Gitarrenbauer Gibson in der Krise

Rock und Rock‘n’Roll gehörte einst zur Musik wie die Luft zum Atmen. Diese Zeiten sind vorbei. Das macht sich nicht nur bei den Musikschaffenden bemerkbar sondern auch bei den Instrumentenbauern. Wie der Rock’n’Roll stecken auch die Firmen des klassischen Instrumentenbaus in der Krise. Die sinkenden Verkaufszahlen zeigen deutlich die schwindende Popularität der Instrumente. In Nashville, Tennessee in den USA gibt es einen der bekanntesten Gitarrenbauern der Welt. Das Unternehmen Gibson gilt als Kultfirma für Gitarren und beantragt heute Insolvenz.
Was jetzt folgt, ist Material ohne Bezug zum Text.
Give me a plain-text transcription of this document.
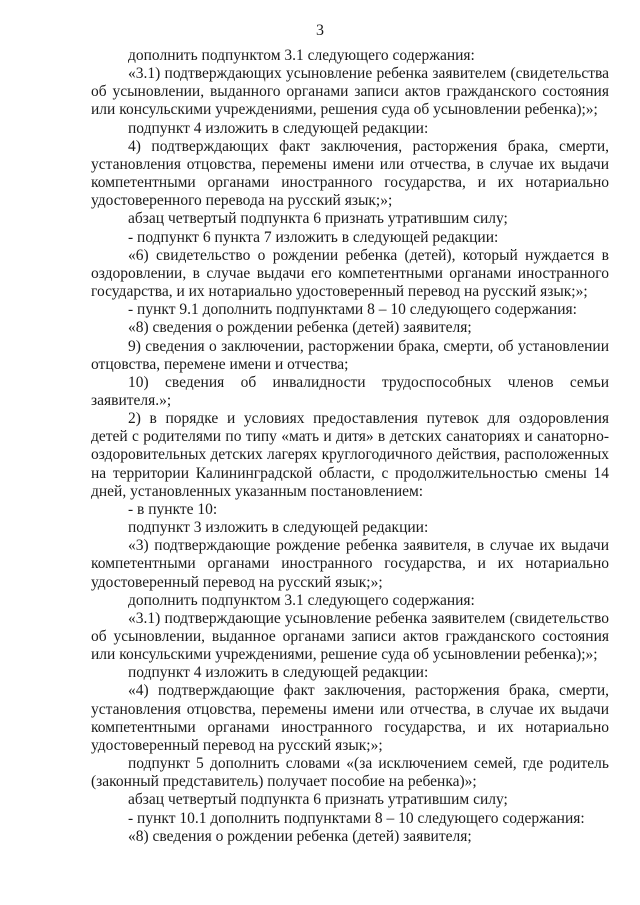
3

дополнить подпунктом 3.1 следующего содержания:

«3.1) подтверждающих усыновление ребенка заявителем (свидетельства об усыновлении, выданного органами записи актов гражданского состояния или консульскими учреждениями, решения суда об усыновлении ребенка);»;

подпункт 4 изложить в следующей редакции:

4) подтверждающих факт заключения, расторжения брака, смерти, установления отцовства, перемены имени или отчества, в случае их выдачи компетентными органами иностранного государства, и их нотариально удостоверенного перевода на русский язык;»;

абзац четвертый подпункта 6 признать утратившим силу;

- подпункт 6 пункта 7 изложить в следующей редакции:

«6) свидетельство о рождении ребенка (детей), который нуждается в оздоровлении, в случае выдачи его компетентными органами иностранного государства, и их нотариально удостоверенный перевод на русский язык;»;

- пункт 9.1 дополнить подпунктами 8 – 10 следующего содержания:

«8) сведения о рождении ребенка (детей) заявителя;

9) сведения о заключении, расторжении брака, смерти, об установлении отцовства, перемене имени и отчества;

10) сведения об инвалидности трудоспособных членов семьи заявителя.»;

2) в порядке и условиях предоставления путевок для оздоровления детей с родителями по типу «мать и дитя» в детских санаториях и санаторно-оздоровительных детских лагерях круглогодичного действия, расположенных на территории Калининградской области, с продолжительностью смены 14 дней, установленных указанным постановлением:

- в пункте 10:

подпункт 3 изложить в следующей редакции:

«3) подтверждающие рождение ребенка заявителя, в случае их выдачи компетентными органами иностранного государства, и их нотариально удостоверенный перевод на русский язык;»;

дополнить подпунктом 3.1 следующего содержания:

«3.1) подтверждающие усыновление ребенка заявителем (свидетельство об усыновлении, выданное органами записи актов гражданского состояния или консульскими учреждениями, решение суда об усыновлении ребенка);»;

подпункт 4 изложить в следующей редакции:

«4) подтверждающие факт заключения, расторжения брака, смерти, установления отцовства, перемены имени или отчества, в случае их выдачи компетентными органами иностранного государства, и их нотариально удостоверенный перевод на русский язык;»;

подпункт 5 дополнить словами «(за исключением семей, где родитель (законный представитель) получает пособие на ребенка)»;

абзац четвертый подпункта 6 признать утратившим силу;

- пункт 10.1 дополнить подпунктами 8 – 10 следующего содержания:

«8) сведения о рождении ребенка (детей) заявителя;
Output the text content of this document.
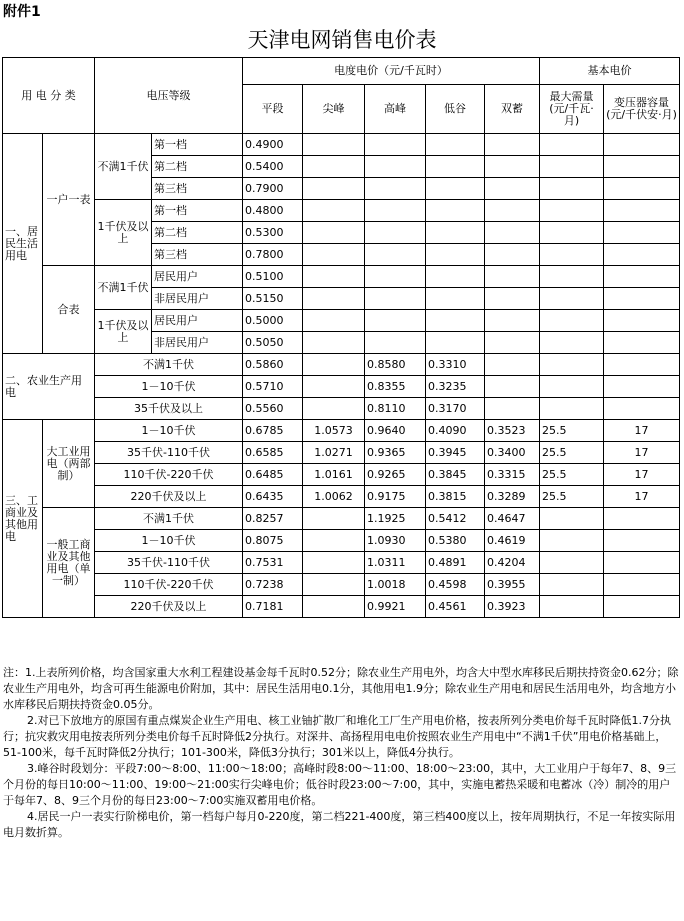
附件1
天津电网销售电价表
用 电 分 类		电压等级		电度电价（元/千瓦时）					基本电价	
				平段	尖峰	高峰	低谷	双蓄	最大需量(元/千瓦·月)	变压器容量(元/千伏安·月)
一、居民生活用电	一户一表	不满1千伏	第一档	0.4900						
			第二档	0.5400						
			第三档	0.7900						
		1千伏及以上	第一档	0.4800						
			第二档	0.5300						
			第三档	0.7800						
	合表	不满1千伏	居民用户	0.5100						
			非居民用户	0.5150						
		1千伏及以上	居民用户	0.5000						
			非居民用户	0.5050						
二、农业生产用电		不满1千伏		0.5860		0.8580	0.3310			
		1－10千伏		0.5710		0.8355	0.3235			
		35千伏及以上		0.5560		0.8110	0.3170			
三、工商业及其他用电	大工业用电（两部制）	1－10千伏		0.6785	1.0573	0.9640	0.4090	0.3523	25.5	17
		35千伏-110千伏		0.6585	1.0271	0.9365	0.3945	0.3400	25.5	17
		110千伏-220千伏		0.6485	1.0161	0.9265	0.3845	0.3315	25.5	17
		220千伏及以上		0.6435	1.0062	0.9175	0.3815	0.3289	25.5	17
	一般工商业及其他用电（单一制）	不满1千伏		0.8257		1.1925	0.5412	0.4647		
		1－10千伏		0.8075		1.0930	0.5380	0.4619		
		35千伏-110千伏		0.7531		1.0311	0.4891	0.4204		
		110千伏-220千伏		0.7238		1.0018	0.4598	0.3955		
		220千伏及以上		0.7181		0.9921	0.4561	0.3923		

注：1.上表所列价格，均含国家重大水利工程建设基金每千瓦时0.52分；除农业生产用电外，均含大中型水库移民后期扶持资金0.62分；除农业生产用电外，均含可再生能源电价附加，其中：居民生活用电0.1分，其他用电1.9分；除农业生产用电和居民生活用电外，均含地方小水库移民后期扶持资金0.05分。

2.对已下放地方的原国有重点煤炭企业生产用电、核工业铀扩散厂和堆化工厂生产用电价格，按表所列分类电价每千瓦时降低1.7分执行；抗灾救灾用电按表所列分类电价每千瓦时降低2分执行。对深井、高扬程用电电价按照农业生产用电中“不满1千伏”用电价格基础上，51-100米，每千瓦时降低2分执行；101-300米，降低3分执行；301米以上，降低4分执行。

3.峰谷时段划分：平段7:00～8:00、11:00～18:00；高峰时段8:00～11:00、18:00～23:00，其中，大工业用户于每年7、8、9三个月份的每日10:00～11:00、19:00～21:00实行尖峰电价；低谷时段23:00～7:00，其中，实施电蓄热采暖和电蓄冰（冷）制冷的用户于每年7、8、9三个月份的每日23:00～7:00实施双蓄用电价格。

4.居民一户一表实行阶梯电价，第一档每户每月0-220度，第二档221-400度，第三档400度以上，按年周期执行，不足一年按实际用电月数折算。
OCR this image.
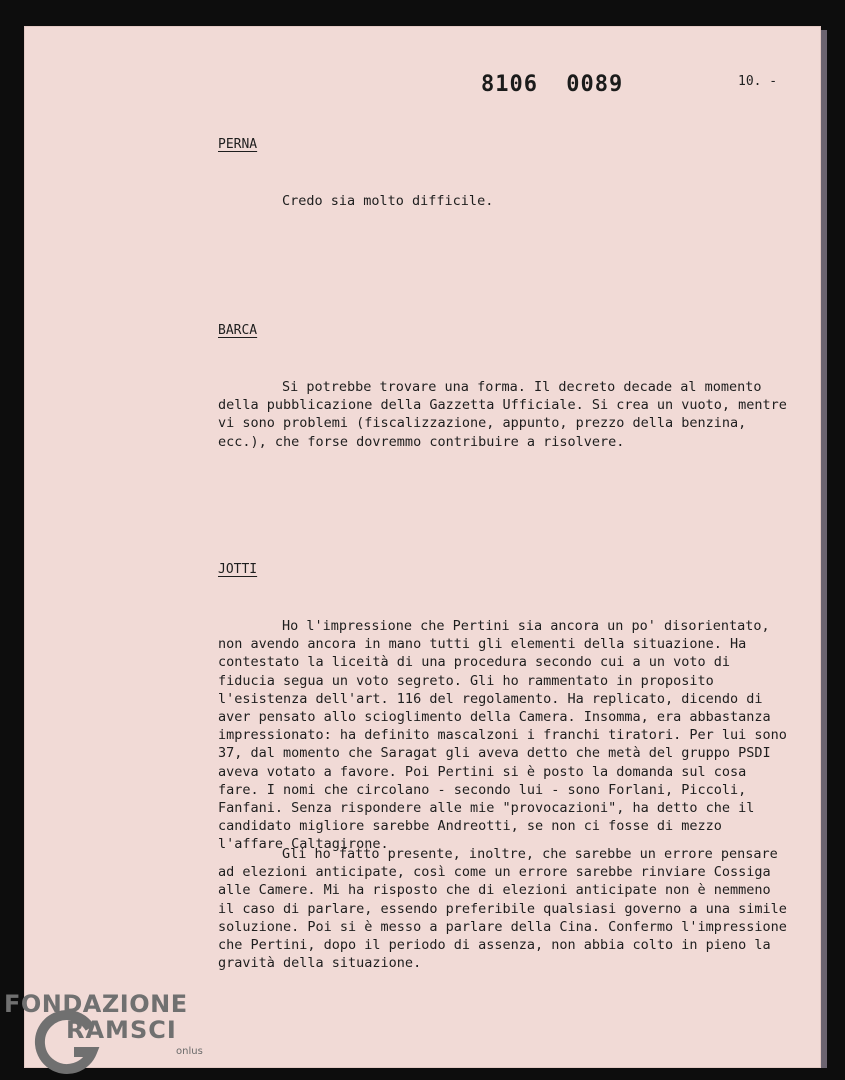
8106 0089	10. -
PERNA

Credo sia molto difficile.

BARCA

Si potrebbe trovare una forma. Il decreto decade al momento della pubblicazione della Gazzetta Ufficiale. Si crea un vuoto, mentre vi sono problemi (fiscalizzazione, appunto, prezzo della benzina, ecc.), che forse dovremmo contribuire a risolvere.

JOTTI

Ho l'impressione che Pertini sia ancora un po' disorientato, non avendo ancora in mano tutti gli elementi della situazione. Ha contestato la liceità di una procedura secondo cui a un voto di fiducia segua un voto segreto. Gli ho rammentato in proposito l'esistenza dell'art. 116 del regolamento. Ha replicato, dicendo di aver pensato allo scioglimento della Camera. Insomma, era abbastanza impressionato: ha definito mascalzoni i franchi tiratori. Per lui sono 37, dal momento che Saragat gli aveva detto che metà del gruppo PSDI aveva votato a favore. Poi Pertini si è posto la domanda sul cosa fare. I nomi che circolano - secondo lui - sono Forlani, Piccoli, Fanfani. Senza rispondere alle mie "provocazioni", ha detto che il candidato migliore sarebbe Andreotti, se non ci fosse di mezzo l'affare Caltagirone.

Gli ho fatto presente, inoltre, che sarebbe un errore pensare ad elezioni anticipate, così come un errore sarebbe rinviare Cossiga alle Camere. Mi ha risposto che di elezioni anticipate non è nemmeno il caso di parlare, essendo preferibile qualsiasi governo a una simile soluzione. Poi si è messo a parlare della Cina. Confermo l'impressione che Pertini, dopo il periodo di assenza, non abbia colto in pieno la gravità della situazione.

FONDAZIONE
RAMSCI
onlus
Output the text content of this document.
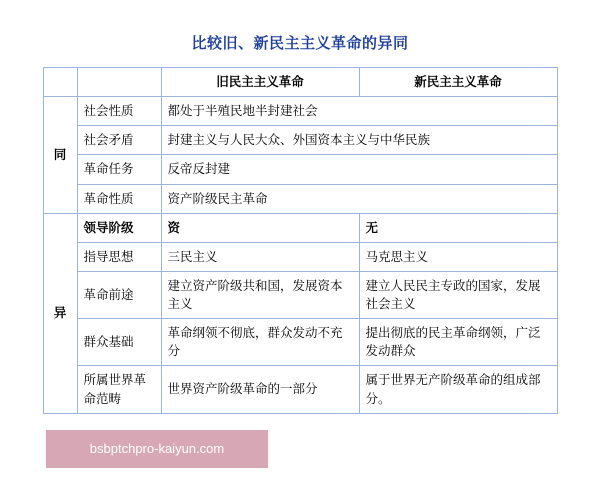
比较旧、新民主主义革命的异同
		旧民主主义革命	新民主主义革命
同	社会性质	都处于半殖民地半封建社会	
	社会矛盾	封建主义与人民大众、外国资本主义与中华民族	
	革命任务	反帝反封建	
	革命性质	资产阶级民主革命	
异	领导阶级	资	无
	指导思想	三民主义	马克思主义
	革命前途	建立资产阶级共和国，发展资本主义	建立人民民主专政的国家，发展社会主义
	群众基础	革命纲领不彻底，群众发动不充分	提出彻底的民主革命纲领，广泛发动群众
	所属世界革命范畴	世界资产阶级革命的一部分	属于世界无产阶级革命的组成部分。
bsbptchpro-kaiyun.com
Große Schuldenkrise beim Gitarrenhersteller Gibson

Mit etwa 500 Millionen Dollar ist das Unternehmen hoch verschuldet und nur eine Umschuldung in Kombination mit einem Sanierungsplan kann das Unternehmen retten. Nur dann fließen neue Kredite um den Geschäftsbetrieb aufrecht zu erhalten. Die einzige Chance, dass es weitergeht. Es wäre beklagenswert, wenn das Unternehmen nicht trotz der schwierigen Lage aus der Krise kommen könnte.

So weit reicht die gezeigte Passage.